Het nieuw Burgerlijk Wetboek bevat een bepaling die bevestigt dat een e-mail kan dienen als een rechtsgeldige kennisgeving. Let wel, de rechtsgeldigheid staat slechts vast in 2 gevallen:
- Het staat vast dat de bestemmeling kennis heeft genomen van de e-mail (bijvoorbeeld doordat de bestemmeling heeft geantwoord of u een leesbevestiging heeft verkregen)
- De bestemmeling had redelijkerwijze kennis kunnen nemen van de e-mail. Een bijkomende voorwaarde hierbij is dat de bestemmeling voorafgaand de kennisgeving, zijn/haar toestemming had gegeven om via dit elektronisch kanaal te communiceren
In de andere gevallen is het aan de verzender om te bewijzen dat de bestemmeling effectief kennis heeft genomen van de e-mail.

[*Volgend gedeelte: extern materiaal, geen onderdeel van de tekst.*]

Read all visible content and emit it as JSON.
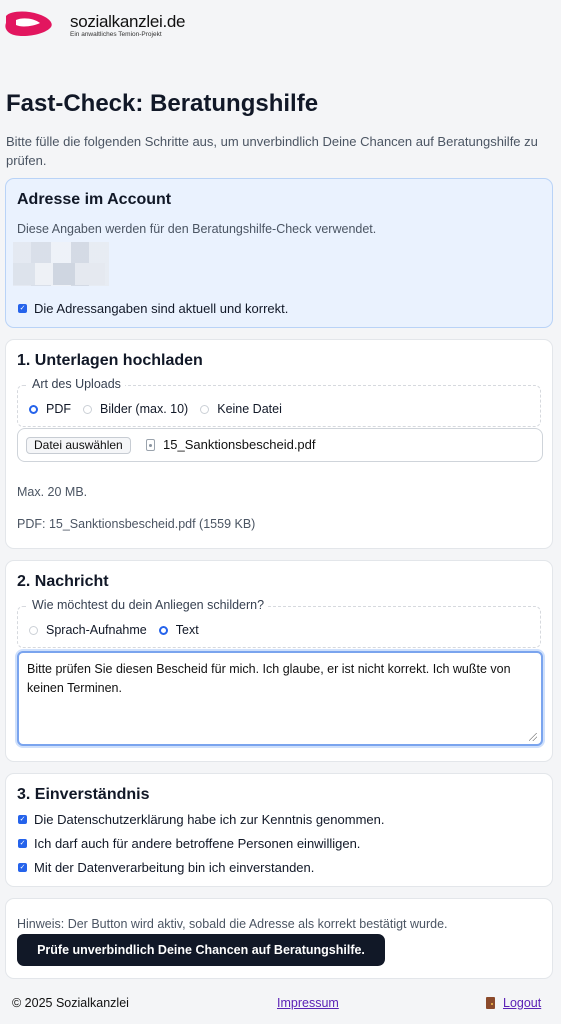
{
  "brand": {
    "name": "sozialkanzlei.de",
    "tagline": "Ein anwaltliches Temion-Projekt",
    "color": "#e2165f"
  },
  "page": {
    "title": "Fast-Check: Beratungshilfe",
    "intro": "Bitte fülle die folgenden Schritte aus, um unverbindlich Deine Chancen auf Beratungshilfe zu prüfen."
  },
  "address_card": {
    "title": "Adresse im Account",
    "description": "Diese Angaben werden für den Beratungshilfe-Check verwendet.",
    "confirm_label": "Die Adressangaben sind aktuell und korrekt.",
    "confirm_checked": true
  },
  "upload_card": {
    "title": "1. Unterlagen hochladen",
    "legend": "Art des Uploads",
    "options": [
      "PDF",
      "Bilder (max. 10)",
      "Keine Datei"
    ],
    "selected": "PDF",
    "file_button": "Datei auswählen",
    "file_name": "15_Sanktionsbescheid.pdf",
    "max_size": "Max. 20 MB.",
    "file_info": "PDF: 15_Sanktionsbescheid.pdf (1559 KB)"
  },
  "message_card": {
    "title": "2. Nachricht",
    "legend": "Wie möchtest du dein Anliegen schildern?",
    "options": [
      "Sprach-Aufnahme",
      "Text"
    ],
    "selected": "Text",
    "text": "Bitte prüfen Sie diesen Bescheid für mich. Ich glaube, er ist nicht korrekt. Ich wußte von keinen Terminen."
  },
  "consent_card": {
    "title": "3. Einverständnis",
    "items": [
      {
        "label": "Die Datenschutzerklärung habe ich zur Kenntnis genommen.",
        "checked": true
      },
      {
        "label": "Ich darf auch für andere betroffene Personen einwilligen.",
        "checked": true
      },
      {
        "label": "Mit der Datenverarbeitung bin ich einverstanden.",
        "checked": true
      }
    ]
  },
  "submit_card": {
    "hint": "Hinweis: Der Button wird aktiv, sobald die Adresse als korrekt bestätigt wurde.",
    "button": "Prüfe unverbindlich Deine Chancen auf Beratungshilfe."
  },
  "footer": {
    "copyright": "© 2025 Sozialkanzlei",
    "impressum": "Impressum",
    "logout": "Logout"
  },
  "colors": {
    "accent": "#2563eb",
    "button_bg": "#111827",
    "link": "#5b21b6",
    "address_bg": "#eaf2fe"
  }
}
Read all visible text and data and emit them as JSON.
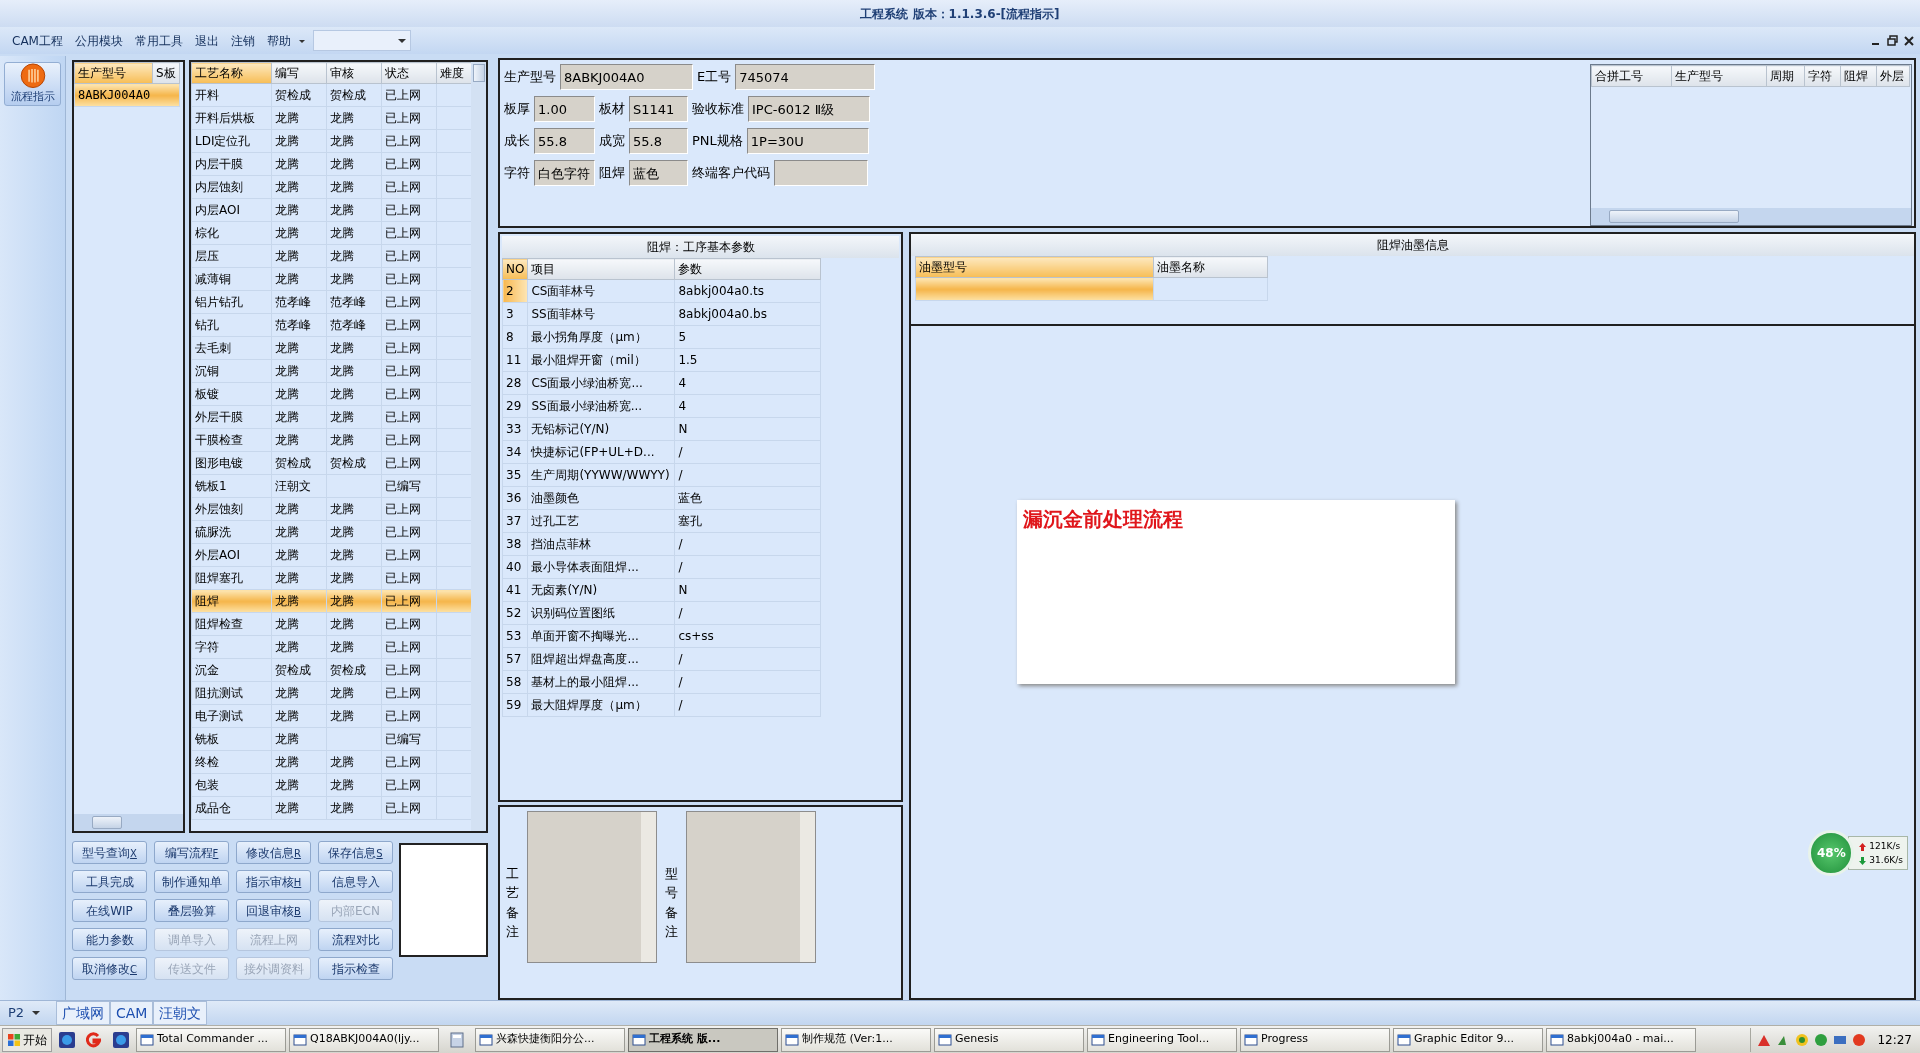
{
  "window": {
    "title": "工程系统 版本：1.1.3.6-[流程指示]"
  },
  "menu": [
    {
      "label": "CAM工程"
    },
    {
      "label": "公用模块"
    },
    {
      "label": "常用工具"
    },
    {
      "label": "退出"
    },
    {
      "label": "注销"
    },
    {
      "label": "帮助"
    }
  ],
  "nav": [
    {
      "label": "流程指示",
      "selected": true
    }
  ],
  "models": {
    "columns": [
      "生产型号",
      "S板"
    ],
    "rows": [
      {
        "model": "8ABKJ004A0",
        "selected": true
      }
    ]
  },
  "processes": {
    "columns": [
      "工艺名称",
      "编写",
      "审核",
      "状态",
      "难度"
    ],
    "rows": [
      {
        "name": "开料",
        "writer": "贺检成",
        "reviewer": "贺检成",
        "status": "已上网",
        "selected": false
      },
      {
        "name": "开料后烘板",
        "writer": "龙腾",
        "reviewer": "龙腾",
        "status": "已上网",
        "selected": false
      },
      {
        "name": "LDI定位孔",
        "writer": "龙腾",
        "reviewer": "龙腾",
        "status": "已上网",
        "selected": false
      },
      {
        "name": "内层干膜",
        "writer": "龙腾",
        "reviewer": "龙腾",
        "status": "已上网",
        "selected": false
      },
      {
        "name": "内层蚀刻",
        "writer": "龙腾",
        "reviewer": "龙腾",
        "status": "已上网",
        "selected": false
      },
      {
        "name": "内层AOI",
        "writer": "龙腾",
        "reviewer": "龙腾",
        "status": "已上网",
        "selected": false
      },
      {
        "name": "棕化",
        "writer": "龙腾",
        "reviewer": "龙腾",
        "status": "已上网",
        "selected": false
      },
      {
        "name": "层压",
        "writer": "龙腾",
        "reviewer": "龙腾",
        "status": "已上网",
        "selected": false
      },
      {
        "name": "减薄铜",
        "writer": "龙腾",
        "reviewer": "龙腾",
        "status": "已上网",
        "selected": false
      },
      {
        "name": "铝片钻孔",
        "writer": "范孝峰",
        "reviewer": "范孝峰",
        "status": "已上网",
        "selected": false
      },
      {
        "name": "钻孔",
        "writer": "范孝峰",
        "reviewer": "范孝峰",
        "status": "已上网",
        "selected": false
      },
      {
        "name": "去毛刺",
        "writer": "龙腾",
        "reviewer": "龙腾",
        "status": "已上网",
        "selected": false
      },
      {
        "name": "沉铜",
        "writer": "龙腾",
        "reviewer": "龙腾",
        "status": "已上网",
        "selected": false
      },
      {
        "name": "板镀",
        "writer": "龙腾",
        "reviewer": "龙腾",
        "status": "已上网",
        "selected": false
      },
      {
        "name": "外层干膜",
        "writer": "龙腾",
        "reviewer": "龙腾",
        "status": "已上网",
        "selected": false
      },
      {
        "name": "干膜检查",
        "writer": "龙腾",
        "reviewer": "龙腾",
        "status": "已上网",
        "selected": false
      },
      {
        "name": "图形电镀",
        "writer": "贺检成",
        "reviewer": "贺检成",
        "status": "已上网",
        "selected": false
      },
      {
        "name": "铣板1",
        "writer": "汪朝文",
        "status": "已编写",
        "selected": false
      },
      {
        "name": "外层蚀刻",
        "writer": "龙腾",
        "reviewer": "龙腾",
        "status": "已上网",
        "selected": false
      },
      {
        "name": "硫脲洗",
        "writer": "龙腾",
        "reviewer": "龙腾",
        "status": "已上网",
        "selected": false
      },
      {
        "name": "外层AOI",
        "writer": "龙腾",
        "reviewer": "龙腾",
        "status": "已上网",
        "selected": false
      },
      {
        "name": "阻焊塞孔",
        "writer": "龙腾",
        "reviewer": "龙腾",
        "status": "已上网",
        "selected": false
      },
      {
        "name": "阻焊",
        "writer": "龙腾",
        "reviewer": "龙腾",
        "status": "已上网",
        "selected": true
      },
      {
        "name": "阻焊检查",
        "writer": "龙腾",
        "reviewer": "龙腾",
        "status": "已上网",
        "selected": false
      },
      {
        "name": "字符",
        "writer": "龙腾",
        "reviewer": "龙腾",
        "status": "已上网",
        "selected": false
      },
      {
        "name": "沉金",
        "writer": "贺检成",
        "reviewer": "贺检成",
        "status": "已上网",
        "selected": false
      },
      {
        "name": "阻抗测试",
        "writer": "龙腾",
        "reviewer": "龙腾",
        "status": "已上网",
        "selected": false
      },
      {
        "name": "电子测试",
        "writer": "龙腾",
        "reviewer": "龙腾",
        "status": "已上网",
        "selected": false
      },
      {
        "name": "铣板",
        "writer": "龙腾",
        "status": "已编写",
        "selected": false
      },
      {
        "name": "终检",
        "writer": "龙腾",
        "reviewer": "龙腾",
        "status": "已上网",
        "selected": false
      },
      {
        "name": "包装",
        "writer": "龙腾",
        "reviewer": "龙腾",
        "status": "已上网",
        "selected": false
      },
      {
        "name": "成品仓",
        "writer": "龙腾",
        "reviewer": "龙腾",
        "status": "已上网",
        "selected": false
      }
    ]
  },
  "buttons": [
    {
      "label": "型号查询",
      "shortcut": "X",
      "disabled": false
    },
    {
      "label": "编写流程",
      "shortcut": "F",
      "disabled": false
    },
    {
      "label": "修改信息",
      "shortcut": "R",
      "disabled": false
    },
    {
      "label": "保存信息",
      "shortcut": "S",
      "disabled": false
    },
    {
      "label": "工具完成",
      "disabled": false
    },
    {
      "label": "制作通知单",
      "disabled": false
    },
    {
      "label": "指示审核",
      "shortcut": "H",
      "disabled": false
    },
    {
      "label": "信息导入",
      "disabled": false
    },
    {
      "label": "在线WIP",
      "disabled": false
    },
    {
      "label": "叠层验算",
      "disabled": false
    },
    {
      "label": "回退审核",
      "shortcut": "B",
      "disabled": false
    },
    {
      "label": "内部ECN",
      "disabled": true
    },
    {
      "label": "能力参数",
      "disabled": false
    },
    {
      "label": "调单导入",
      "disabled": true
    },
    {
      "label": "流程上网",
      "disabled": true
    },
    {
      "label": "流程对比",
      "disabled": false
    },
    {
      "label": "取消修改",
      "shortcut": "C",
      "disabled": false
    },
    {
      "label": "传送文件",
      "disabled": true
    },
    {
      "label": "接外调资料",
      "disabled": true
    },
    {
      "label": "指示检查",
      "disabled": false
    }
  ],
  "info": [
    [
      {
        "label": "生产型号",
        "value": "8ABKJ004A0"
      },
      {
        "label": "E工号",
        "value": "745074"
      }
    ],
    [
      {
        "label": "板厚",
        "value": "1.00"
      },
      {
        "label": "板材",
        "value": "S1141"
      },
      {
        "label": "验收标准",
        "value": "IPC-6012 Ⅱ级"
      }
    ],
    [
      {
        "label": "成长",
        "value": "55.8"
      },
      {
        "label": "成宽",
        "value": "55.8"
      },
      {
        "label": "PNL规格",
        "value": "1P=30U"
      }
    ],
    [
      {
        "label": "字符",
        "value": "白色字符"
      },
      {
        "label": "阻焊",
        "value": "蓝色"
      },
      {
        "label": "终端客户代码"
      }
    ]
  ],
  "merge_table": {
    "columns": [
      "合拼工号",
      "生产型号",
      "周期",
      "字符",
      "阻焊",
      "外层"
    ]
  },
  "params": {
    "title": "阻焊：工序基本参数",
    "columns": [
      "NO",
      "项目",
      "参数"
    ],
    "rows": [
      {
        "no": "2",
        "item": "CS面菲林号",
        "value": "8abkj004a0.ts",
        "selected": true
      },
      {
        "no": "3",
        "item": "SS面菲林号",
        "value": "8abkj004a0.bs",
        "selected": false
      },
      {
        "no": "8",
        "item": "最小拐角厚度（μm）",
        "value": "5",
        "selected": false
      },
      {
        "no": "11",
        "item": "最小阻焊开窗（mil）",
        "value": "1.5",
        "selected": false
      },
      {
        "no": "28",
        "item": "CS面最小绿油桥宽...",
        "value": "4",
        "selected": false
      },
      {
        "no": "29",
        "item": "SS面最小绿油桥宽...",
        "value": "4",
        "selected": false
      },
      {
        "no": "33",
        "item": "无铅标记(Y/N)",
        "value": "N",
        "selected": false
      },
      {
        "no": "34",
        "item": "快捷标记(FP+UL+D...",
        "value": "/",
        "selected": false
      },
      {
        "no": "35",
        "item": "生产周期(YYWW/WWYY)",
        "value": "/",
        "selected": false
      },
      {
        "no": "36",
        "item": "油墨颜色",
        "value": "蓝色",
        "selected": false
      },
      {
        "no": "37",
        "item": "过孔工艺",
        "value": "塞孔",
        "selected": false
      },
      {
        "no": "38",
        "item": "挡油点菲林",
        "value": "/",
        "selected": false
      },
      {
        "no": "40",
        "item": "最小导体表面阻焊...",
        "value": "/",
        "selected": false
      },
      {
        "no": "41",
        "item": "无卤素(Y/N)",
        "value": "N",
        "selected": false
      },
      {
        "no": "52",
        "item": "识别码位置图纸",
        "value": "/",
        "selected": false
      },
      {
        "no": "53",
        "item": "单面开窗不掏曝光...",
        "value": "cs+ss",
        "selected": false
      },
      {
        "no": "57",
        "item": "阻焊超出焊盘高度...",
        "value": "/",
        "selected": false
      },
      {
        "no": "58",
        "item": "基材上的最小阻焊...",
        "value": "/",
        "selected": false
      },
      {
        "no": "59",
        "item": "最大阻焊厚度（μm）",
        "value": "/",
        "selected": false
      }
    ]
  },
  "notes": [
    {
      "label": "工艺备注"
    },
    {
      "label": "型号备注"
    }
  ],
  "ink": {
    "title": "阻焊油墨信息",
    "columns": [
      "油墨型号",
      "油墨名称"
    ],
    "rows": [
      {
        "selected": true
      }
    ]
  },
  "popup": {
    "text": "漏沉金前处理流程"
  },
  "net_widget": {
    "percent": "48%",
    "up": "121K/s",
    "down": "31.6K/s"
  },
  "status_bar": {
    "page": "P2",
    "tabs": [
      "广域网",
      "CAM",
      "汪朝文"
    ]
  },
  "taskbar": {
    "start": "开始",
    "tasks": [
      {
        "label": "Total Commander ...",
        "selected": false
      },
      {
        "label": "Q18ABKJ004A0(ljy...",
        "selected": false
      },
      {
        "label": "兴森快捷衡阳分公...",
        "selected": false
      },
      {
        "label": "工程系统   版...",
        "selected": true
      },
      {
        "label": "制作规范 (Ver:1...",
        "selected": false
      },
      {
        "label": "Genesis",
        "selected": false
      },
      {
        "label": "Engineering Tool...",
        "selected": false
      },
      {
        "label": "Progress",
        "selected": false
      },
      {
        "label": "Graphic Editor 9...",
        "selected": false
      },
      {
        "label": "8abkj004a0 - mai...",
        "selected": false
      }
    ],
    "clock": "12:27"
  }
}
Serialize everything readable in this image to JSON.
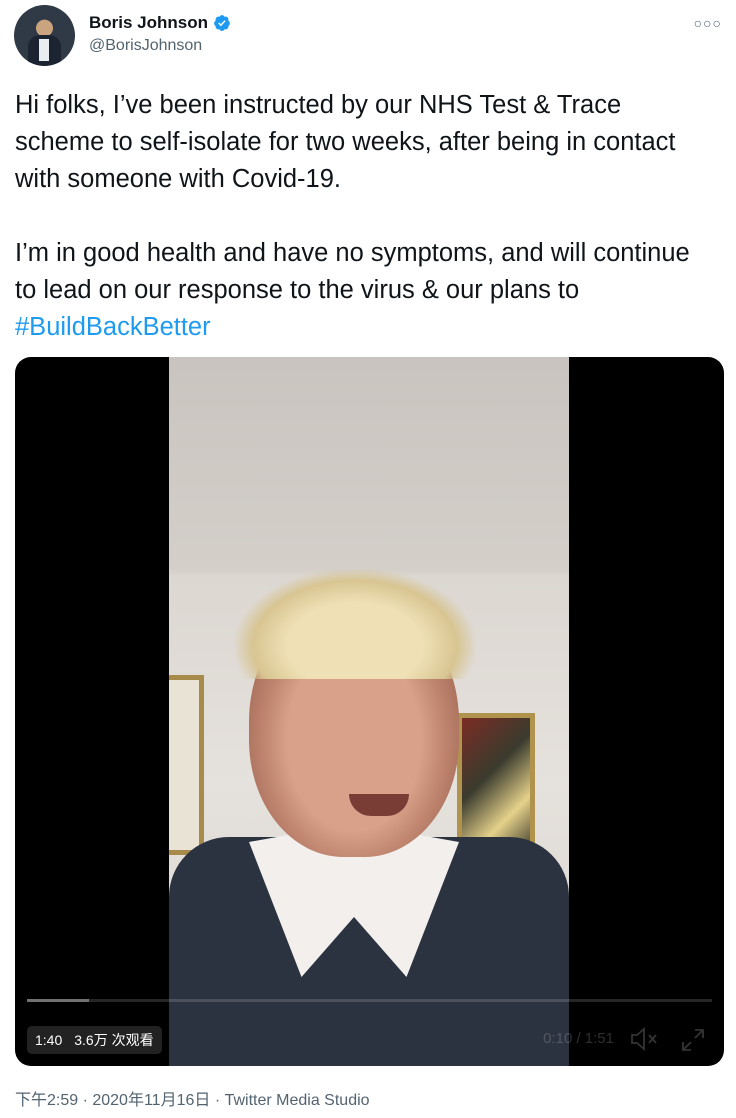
{
  "author": {
    "name": "Boris Johnson",
    "handle": "@BorisJohnson",
    "verified": true,
    "more_icon": "more-horizontal-icon"
  },
  "tweet": {
    "paragraph1": "Hi folks, I’ve been instructed by our NHS Test & Trace scheme to self-isolate for two weeks, after being in contact with someone with Covid-19.",
    "paragraph2_text": "I’m in good health and have no symptoms, and will continue to lead on our response to the virus & our plans to ",
    "hashtag": "#BuildBackBetter"
  },
  "video": {
    "duration_badge": "1:40",
    "views": "3.6万 次观看",
    "time_readout": "0:10 / 1:51",
    "progress": 0.09,
    "icons": [
      "volume-mute-icon",
      "fullscreen-icon"
    ]
  },
  "meta": {
    "timestamp": "下午2:59 · 2020年11月16日",
    "separator": " · ",
    "source": "Twitter Media Studio"
  },
  "colors": {
    "accent": "#1d9bf0",
    "text": "#0f1419",
    "secondary": "#536471"
  }
}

Het kan dus handig zijn om in uw overeenkomsten steeds op te nemen dat de communicatie gevoerd tussen de contractspartijen gevoerd mag worden via e-mail met vermelding van het correcte e-mailadres. Op deze manier sluit u uit dat u, bij gebreke aan een antwoord of leesbevestiging op uw kennisgeving, zal moeten bewijzen dat de bestemmeling er kennis van heeft genomen.
Deze werkwijze kan ook een risico inhouden. Een e-mail kan al eens door omstandigheden ongelezen blijven of in uw spam box terechtkomen. Als dit het geval is maar u contractueel bent overeengekomen dat de kennisgevingen per e-mail mogen gebeuren, zal er toch vanuit worden gegaan dat u de kennisgeving had kunnen lezen.
Belangrijk om nog te vermelden is dat als een overeenkomst voorziet in een kennisgeving per aangetekend schrijven, een gewone e-mail niet zal volstaan. De e-mail is immers nog niet gelijkgesteld met een aangetekend bericht. U zal uw kennisgeving in dit geval nog steeds moeten overmaken per aangetekend bericht (brief of e-mail).